The State will now be required to pay Sh4 million as compensation to two watchmen who were wrongfully arrested, charged and jailed for robbery with violence.

In his verdict, High Court Judge John Mativo ordered the Director of Public Prosecutions (DPP) and the Inspector-General of Police to compensate John Atelu and Collins Ouma.

The judge ruled that the two faced prosecution with no factual basis and that the police maliciously abused their powers on them as well as the DPP by having them sent to prison.


“I find that the two are entitled to an award of damages. I find that an award of a global sum of Sh2,000,000 each would be reasonable as compensation for violation of their rights,” ruled Justice Mativo.

The judge said he had considered the nature of violations of constitutional rights, the legal principles, the agony the two were subjected to with the criminal proceedings, the period they had been held in custody, the length of their trial as well as the genuine fear of the possibility of being sentenced to death if convicted before granting the award.

“A declaration be and is hereby issued that the police and the DPP were under a legal duty to disclose to the accused persons all the prosecution evidence at the earliest opportunity and failure to do so amounted to abuse of law as well as violation of their right,” Justice Mativo ruled.
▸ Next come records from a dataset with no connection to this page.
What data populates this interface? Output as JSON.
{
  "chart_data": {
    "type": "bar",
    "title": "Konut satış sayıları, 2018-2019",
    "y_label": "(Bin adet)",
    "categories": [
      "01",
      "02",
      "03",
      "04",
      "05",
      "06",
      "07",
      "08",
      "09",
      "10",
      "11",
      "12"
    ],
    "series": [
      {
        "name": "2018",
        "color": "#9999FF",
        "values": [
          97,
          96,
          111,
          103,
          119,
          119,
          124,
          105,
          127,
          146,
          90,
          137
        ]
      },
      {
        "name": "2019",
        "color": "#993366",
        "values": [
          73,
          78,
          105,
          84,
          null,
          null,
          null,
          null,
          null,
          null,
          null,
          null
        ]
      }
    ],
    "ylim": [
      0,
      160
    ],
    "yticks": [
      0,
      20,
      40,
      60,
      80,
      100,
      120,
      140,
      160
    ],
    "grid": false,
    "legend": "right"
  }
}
The two found themselves in the corridors of justice after they were accused of robbing a police officer of a pocket radio and mobile phone four years ago.

The policeman was robbed along Moi Avenue after leaving a bar. But he returned to the bar later with his colleagues and accused the two watchmen who guarded the bar as well as a nearby building of the alleged theft.

After being charged in court, they could not be released on bond since the court set the fees at Sh1million, an amount none of them could afford.

Mr Atelu was freed after spending nearly four months in custody while Mr Ouma until December 2014, about two years after being arraigned in court in January 2013.


However the two would not have stayed longer in custody if the prosecution would have disclosed to the court and to them at an early stage that the real culprit had been found.

They therefore faulted the DPP for having them charged with a serious offence yet recorded statements with the police as at January 26, 2013 indicated who the real culprits were.

They also faulted the prosecution of wilfully withholding that information from them until during cross examination of the statement which had not been provided to them before the trial kicked off.

In their suit in which they protested against the violation of their rights, they sued the Attorney General, the IG the DPP and two police officers.

The AG told court that there were no violation in their case while the DPP insisted that their trial was fair.


But the judge affirmed that the DPP and the police failed in their duty.

“The decision whether or not to prosecute is very important, it can be very upsetting if a person is prosecuted even if later found not guilty. However a decision not to prosecute can cause great stress and upset the victim of the crime,” the judge said.

He added: “Therefore the DPP must consider whether or not to prosecute, the prosecutor should remain fiercely independent, fair and courageous. The responsibilities to the DPP and the police demand nothing less.”